Николай Павлович немного пострадал за свою приязнь к Троцкому, был в какой-то ссылке, но так и остался до конца дней своих поклонником Троцкого, причудливо соединяя в себе троцкизм с православием. С его, казалось мне, православной терпимостью я познакомился при одних довольно смешных обстоятельствах. Как-то после вечера в “литературном салоне” Евгения Осетрова и его жены Анны Федоровны мы с Олегом Михайловым решили зайти к жившему рядом, в соседнем доме, Николаю Павловичу Смирнову. Пришли мы к нему более чем “навеселе”, настолько, что, усевшись напротив хозяина, я даже не обратил внимания на гостя, сидящего возле него, а когда стал всматриваться в него и вслушиваться в его разговор, то понял только одно: он что-то говорит о патриархе, и говорит, как мне почудилось, непочтительно. Это меня так озлобило, что я накинулся на него с криком: как он смеет так непочтительно говорить о патриархе, кто он такой, чтобы так говорить. Тут же несколько расплывчатая в моих глазах фигура вскочила с кресла, что-то прокричала, метнулась к двери и исчезла. Хозяин квартиры не препятствовал ничему — ни моему заступничеству за патриарха, ни бегству гостя, а Олег Михайлов, поправляя очки, бормотал нетвердым голосом: “Патриарха нельзя обижать... Это не папа римский”.

На другой день я отправился в ту же квартиру, чтобы извиниться перед хозяином за происшедшее, и застал у него вчерашнего оскорбленного мною гостя, который оказался писателем Александром Кременским. Он не сердился, повторяя: “Все бывает, все бывает”, а Николай Павлович добавлял: “Бог простит, Бог простит”.

И вот после этого акта всепрощения он удивил меня своей непримиримостью, когда прочитал мою статью “Правда жизни и ее “превращения”. Первое, что я услышал от него, когда пришел за очередным томом Иоанна Златоуста, это то, что якобы президент Франции Помпиду, возмущенный моей клеветой на Марселя Пруста, прислал резкий протест советскому правительству.
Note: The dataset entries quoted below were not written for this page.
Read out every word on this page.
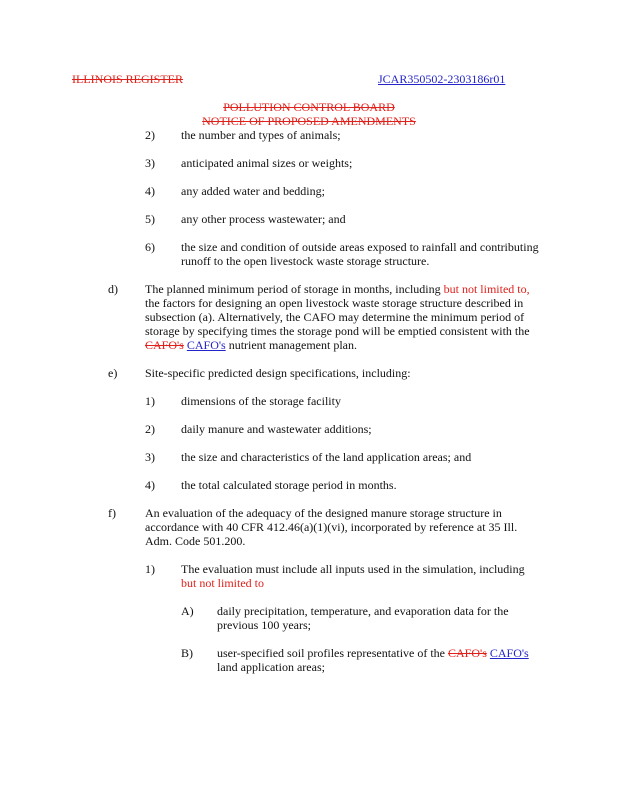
ILLINOIS REGISTER	JCAR350502-2303186r01
POLLUTION CONTROL BOARD
NOTICE OF PROPOSED AMENDMENTS
2) the number and types of animals;
3) anticipated animal sizes or weights;
4) any added water and bedding;
5) any other process wastewater; and
6) the size and condition of outside areas exposed to rainfall and contributing
runoff to the open livestock waste storage structure.
d) The planned minimum period of storage in months, including but not limited to,
the factors for designing an open livestock waste storage structure described in
subsection (a). Alternatively, the CAFO may determine the minimum period of
storage by specifying times the storage pond will be emptied consistent with the
CAFO's CAFO's nutrient management plan.
e) Site-specific predicted design specifications, including:
1) dimensions of the storage facility
2) daily manure and wastewater additions;
3) the size and characteristics of the land application areas; and
4) the total calculated storage period in months.
f) An evaluation of the adequacy of the designed manure storage structure in
accordance with 40 CFR 412.46(a)(1)(vi), incorporated by reference at 35 Ill.
Adm. Code 501.200.
1) The evaluation must include all inputs used in the simulation, including
but not limited to
A) daily precipitation, temperature, and evaporation data for the
previous 100 years;
B) user-specified soil profiles representative of the CAFO's CAFO's
land application areas;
Сперва я подумал, что старик шутит, но подбородок его так прыгал от искреннего негодования, что я понял: здесь не до шуток. “Марсель Пруст — величайший французский писатель, а вы посмели... посмели... вы... вы...” — и, не находя слов, костяшками пальцев он стал стучать по краю стола, что означало: я деревянный тупица, и мне не понять французского гения. Правда, немного погодя Николай Павлович поостыл и извинился передо мною за свою горячность, но, уходя от него, я понял, сколько подобных внушений мне еще придется услышать.